How to show $a_n = \frac{n+1}{n-1}$ is strictly decreasing by induction?

Question

I can show this fact otherwise, but I can't seem to figure out the simple algebra to prove it by induction...Could someone provide a hint? I just need a push in the right direction. It seems too simple to be this difficult.

(Please don't give me the answer, just a hint will do).

Answer 1

This is the easy way. Write

$$a_n = \frac{n+1}{n-1} = \frac{n-1 + 2}{n-1} = 1 + \frac{2}{n-1}.$$

Then use induction to show that $2/(n-1)$ is decreasing and the hence $a_n$ is decreasing.

Answer 2

Proof by induction is as follows:

Base step: Show the statement is true for the smallest value of n that matters.
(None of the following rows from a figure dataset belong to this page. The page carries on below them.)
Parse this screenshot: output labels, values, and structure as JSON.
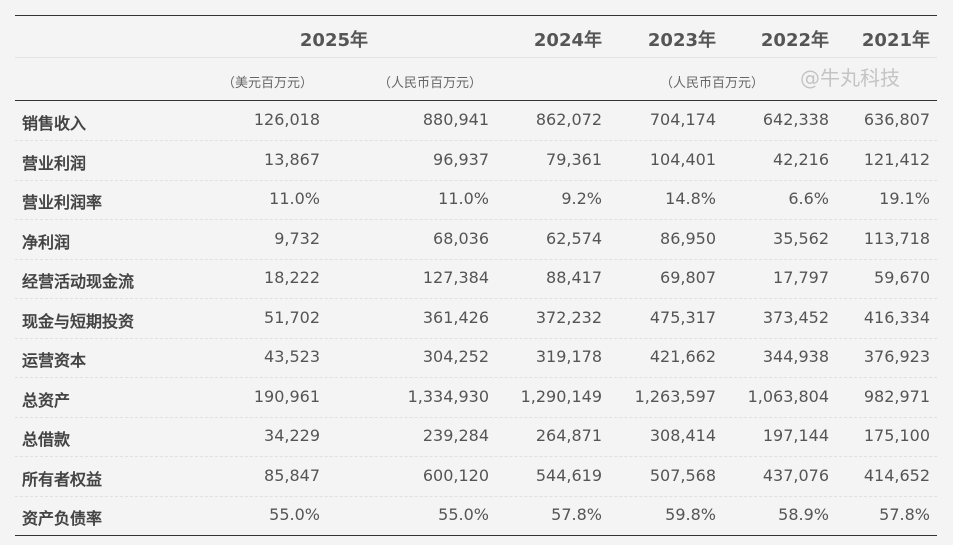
{
  "header": {
    "years": [
      "2025年",
      "2024年",
      "2023年",
      "2022年",
      "2021年"
    ],
    "units": {
      "usd": "（美元百万元）",
      "rmb_2025": "（人民币百万元）",
      "rmb_hist": "（人民币百万元）"
    }
  },
  "rows": [
    {
      "label": "销售收入",
      "values": [
        "126,018",
        "880,941",
        "862,072",
        "704,174",
        "642,338",
        "636,807"
      ]
    },
    {
      "label": "营业利润",
      "values": [
        "13,867",
        "96,937",
        "79,361",
        "104,401",
        "42,216",
        "121,412"
      ]
    },
    {
      "label": "营业利润率",
      "values": [
        "11.0%",
        "11.0%",
        "9.2%",
        "14.8%",
        "6.6%",
        "19.1%"
      ]
    },
    {
      "label": "净利润",
      "values": [
        "9,732",
        "68,036",
        "62,574",
        "86,950",
        "35,562",
        "113,718"
      ]
    },
    {
      "label": "经营活动现金流",
      "values": [
        "18,222",
        "127,384",
        "88,417",
        "69,807",
        "17,797",
        "59,670"
      ]
    },
    {
      "label": "现金与短期投资",
      "values": [
        "51,702",
        "361,426",
        "372,232",
        "475,317",
        "373,452",
        "416,334"
      ]
    },
    {
      "label": "运营资本",
      "values": [
        "43,523",
        "304,252",
        "319,178",
        "421,662",
        "344,938",
        "376,923"
      ]
    },
    {
      "label": "总资产",
      "values": [
        "190,961",
        "1,334,930",
        "1,290,149",
        "1,263,597",
        "1,063,804",
        "982,971"
      ]
    },
    {
      "label": "总借款",
      "values": [
        "34,229",
        "239,284",
        "264,871",
        "308,414",
        "197,144",
        "175,100"
      ]
    },
    {
      "label": "所有者权益",
      "values": [
        "85,847",
        "600,120",
        "544,619",
        "507,568",
        "437,076",
        "414,652"
      ]
    },
    {
      "label": "资产负债率",
      "values": [
        "55.0%",
        "55.0%",
        "57.8%",
        "59.8%",
        "58.9%",
        "57.8%"
      ]
    }
  ],
  "watermark": "@牛丸科技"
}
In your case, I'm guessing the smallest n is 2?

Inductive Step: show that if the statement is true for some n then it is true for n+1.

By induction, your proof is complete.

It's easy to show that it's true for the base step. $a_2=3$. $a_3=\frac{4}{2}=2$. And $2<3$.

Can you do the inductive step?

Answer 3

$\begin{array}\\ a_n-a_{n+1} &=\frac{n+1}{n-1}-\frac{n+2}{n}\\ &=\frac{(n+1)n-(n+2)(n-1)}{(n-1)n}\\ &=\frac{n^2+n-(n^2+n-2}{(n-1)n}\\ &=\frac{2}{(n-1)n}\\ &> 0\\ \end{array} $

Answer 4

Not a proof by induction but it never hurs to notice

$$a_n = \frac{n+1}{n-1}$$ $$a_{n+1} = \frac{(n+1)+1}{(n+1)-1}= \frac{n+2}{n}$$

Notice that $$n^2+n-2 \lt n^2+n$$ $$(n+2)(n-1) \lt n(n+1)$$

$$\frac{n+2}{n} \lt\frac{n+1}{n-1}$$ $$a_{n+1}\lt a_n$$